Police received several calls from neighbouring homes, including two in one night, when youths were spotted climbing on the roof at 7pm, before a bin was torched close to the sports hall at 9.20pm, a spokesman for Lancashire Police said.
“The former Bispham High School was until December 2015 utilised as a temporary facility for Aspire Academy, while that school was having a new school constructed on the old Collegiate High School site,” council papers said.
“Since this date the school has remained unoccupied and is now falling into a state of disrepair. During this period, the council has had to manage and fund the premises and grounds, and ensure they are kept safe and secure.

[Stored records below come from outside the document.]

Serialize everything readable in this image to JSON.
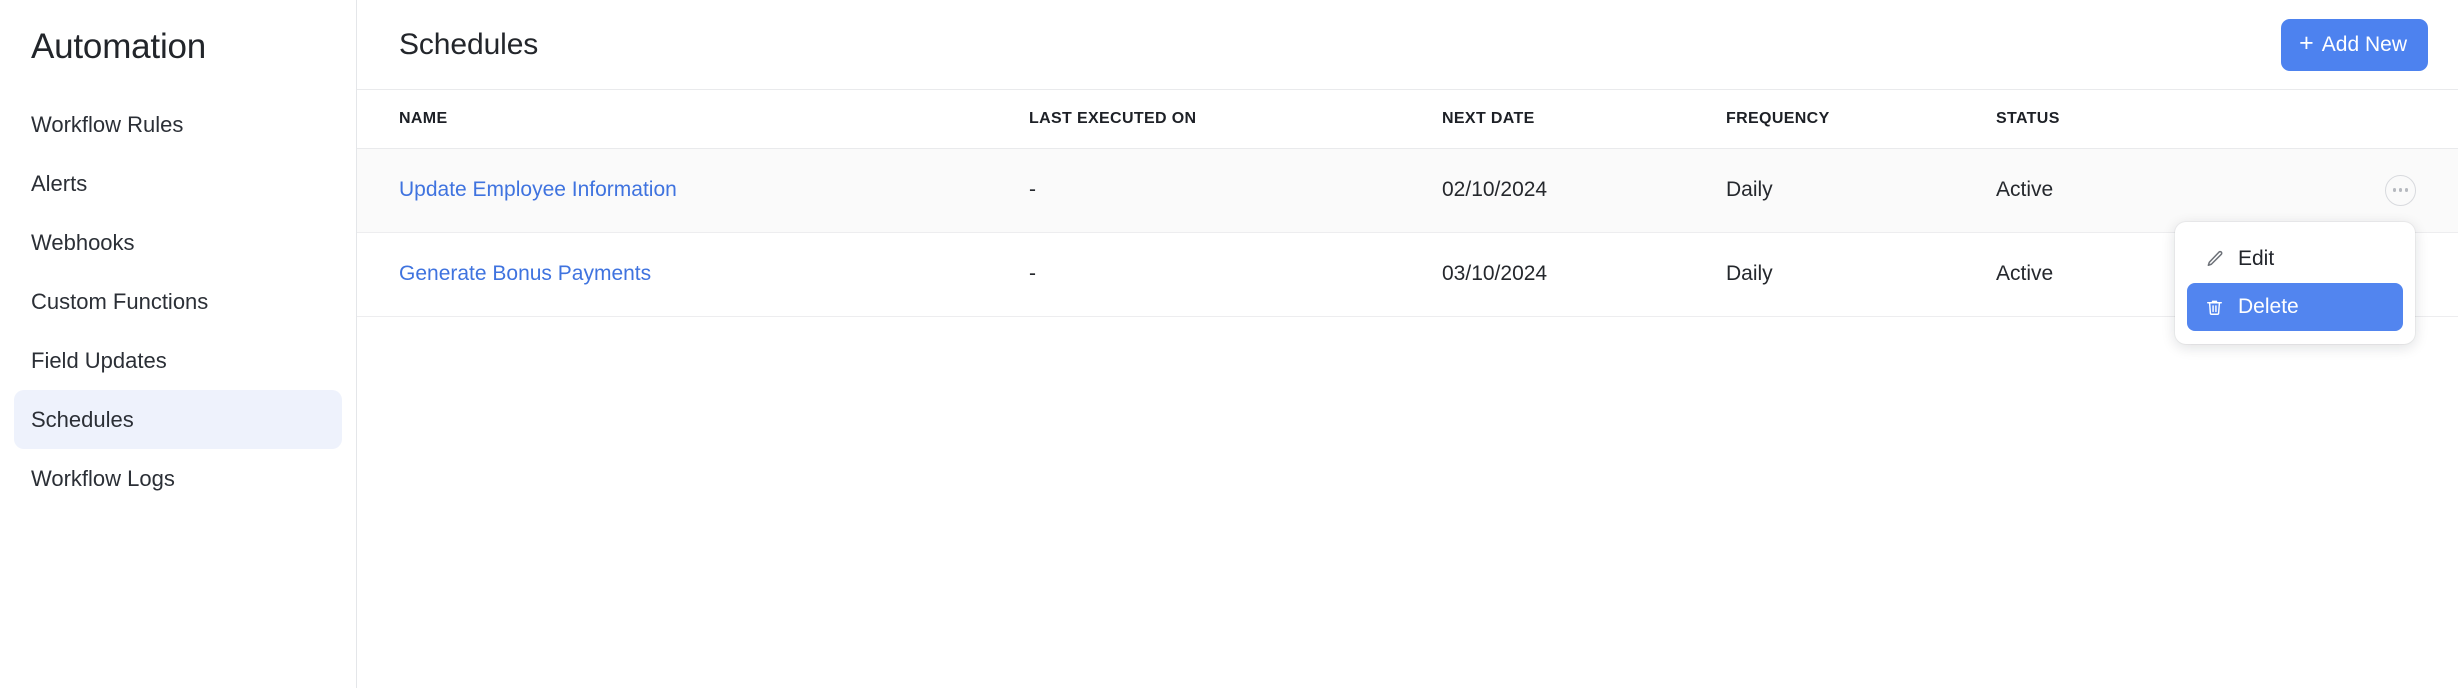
{
  "sidebar": {
    "title": "Automation",
    "items": [
      {
        "label": "Workflow Rules",
        "active": false
      },
      {
        "label": "Alerts",
        "active": false
      },
      {
        "label": "Webhooks",
        "active": false
      },
      {
        "label": "Custom Functions",
        "active": false
      },
      {
        "label": "Field Updates",
        "active": false
      },
      {
        "label": "Schedules",
        "active": true
      },
      {
        "label": "Workflow Logs",
        "active": false
      }
    ]
  },
  "header": {
    "title": "Schedules",
    "add_button": {
      "label": "Add New",
      "icon": "plus-icon",
      "color": "#4d82ef"
    }
  },
  "table": {
    "columns": [
      "NAME",
      "LAST EXECUTED ON",
      "NEXT DATE",
      "FREQUENCY",
      "STATUS"
    ],
    "rows": [
      {
        "name": "Update Employee Information",
        "last_executed_on": "-",
        "next_date": "02/10/2024",
        "frequency": "Daily",
        "status": "Active",
        "actions_icon": "ellipsis-icon"
      },
      {
        "name": "Generate Bonus Payments",
        "last_executed_on": "-",
        "next_date": "03/10/2024",
        "frequency": "Daily",
        "status": "Active"
      }
    ]
  },
  "dropdown": {
    "visible": true,
    "items": [
      {
        "label": "Edit",
        "icon": "pencil-icon",
        "selected": false
      },
      {
        "label": "Delete",
        "icon": "trash-icon",
        "selected": true
      }
    ],
    "highlight_color": "#5285ef"
  },
  "colors": {
    "accent": "#4d82ef",
    "link": "#3f73df",
    "sidebar_active_bg": "#eef2fc",
    "row_hover_bg": "#fafafa",
    "border": "#e9eaec"
  }
}
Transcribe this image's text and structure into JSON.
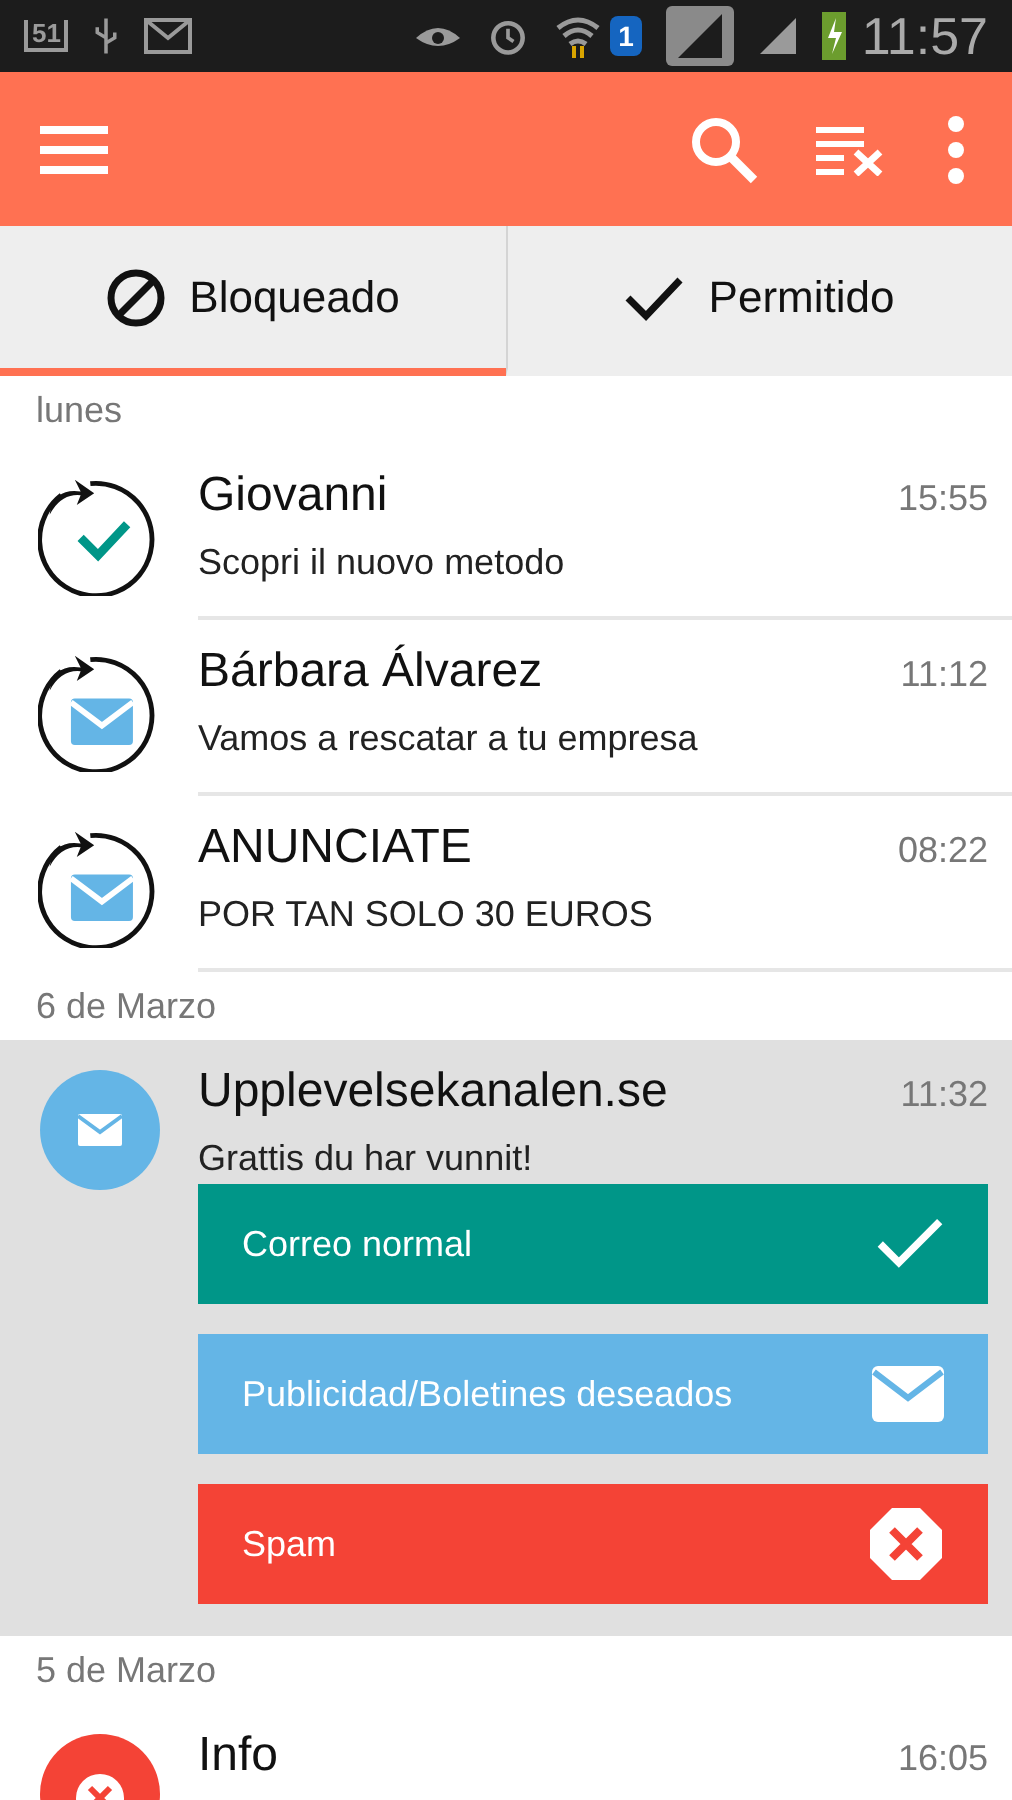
{
  "status_bar": {
    "notification_count": "51",
    "sim": "1",
    "time": "11:57"
  },
  "tabs": [
    {
      "label": "Bloqueado",
      "kind": "blocked",
      "selected": true
    },
    {
      "label": "Permitido",
      "kind": "allowed",
      "selected": false
    }
  ],
  "sections": [
    {
      "date": "lunes",
      "messages": [
        {
          "sender": "Giovanni",
          "preview": "Scopri il nuovo metodo",
          "time": "15:55",
          "kind": "resent-check",
          "expanded": false
        },
        {
          "sender": "Bárbara Álvarez",
          "preview": "Vamos a rescatar a tu empresa",
          "time": "11:12",
          "kind": "resent-mail",
          "expanded": false
        },
        {
          "sender": "ANUNCIATE",
          "preview": "POR TAN SOLO 30 EUROS",
          "time": "08:22",
          "kind": "resent-mail",
          "expanded": false
        }
      ]
    },
    {
      "date": "6 de Marzo",
      "messages": [
        {
          "sender": "Upplevelsekanalen.se",
          "preview": "Grattis du har vunnit!",
          "time": "11:32",
          "kind": "mail",
          "expanded": true,
          "options": [
            {
              "label": "Correo normal",
              "kind": "normal",
              "color": "#009688"
            },
            {
              "label": "Publicidad/Boletines deseados",
              "kind": "wanted",
              "color": "#64b5e6"
            },
            {
              "label": "Spam",
              "kind": "spam",
              "color": "#f44336"
            }
          ]
        }
      ]
    },
    {
      "date": "5 de Marzo",
      "messages": [
        {
          "sender": "Info",
          "time": "16:05",
          "kind": "spam",
          "expanded": false
        }
      ]
    }
  ]
}
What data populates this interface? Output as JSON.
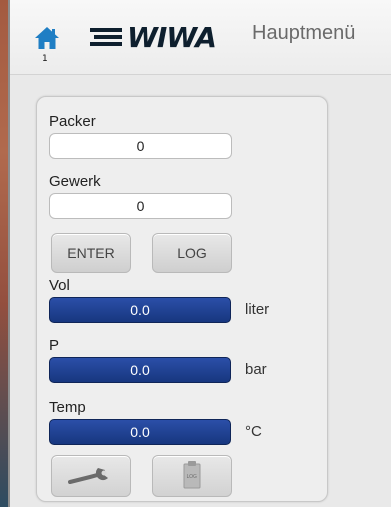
{
  "header": {
    "home_page_number": "1",
    "brand": "WIWA",
    "title": "Hauptmenü"
  },
  "form": {
    "packer": {
      "label": "Packer",
      "value": "0"
    },
    "gewerk": {
      "label": "Gewerk",
      "value": "0"
    }
  },
  "buttons": {
    "enter": "ENTER",
    "log": "LOG",
    "log_icon_caption": "LOG"
  },
  "readings": {
    "vol": {
      "label": "Vol",
      "value": "0.0",
      "unit": "liter"
    },
    "p": {
      "label": "P",
      "value": "0.0",
      "unit": "bar"
    },
    "temp": {
      "label": "Temp",
      "value": "0.0",
      "unit": "°C"
    }
  },
  "icons": {
    "home": "home-icon",
    "settings": "wrench-icon",
    "log_file": "log-document-icon"
  },
  "colors": {
    "accent": "#1f7ec4",
    "meter_fill": "#1e3f92",
    "brand_dark": "#0e1f2e"
  }
}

“There have been a number of instances over recent months where trespassers have entered the building causing damage and disruption. As a result of this, the council has had to increase the number of security patrols which is resulting in increased costs.”
One consideration is the number of school places, though the town’s long term needs will be met when the Fylde Coast Academy Trust (FCAT) opens a new school in Lytham Road, South Shore, on the site of the old Arnold school, in 2018, papers add.
The council said it would retain ownership of the land, though a proposed use has not been identified.
To date, around £60,000 has been spent securing and maintaining the site, documents also revealed, which business rates cost the council an extra £99,000 per year.
Aspire, formed when Collegiate and Bispham schools merged following dwindling pupil numbers, moved into its new £14m premises last November, marking theend of a three-year-long journey which started at the end of 2012.
Collegiate had seen its pupil numbers fall to below 500 - down from more than a thousand a decade ago - while Bispham had around 870 pupils.
Work on the new school began in 2014, with students making trips to see their new classrooms take shape.
The original stained glass panels from Blackpool Grammar School were also fitted at the new site.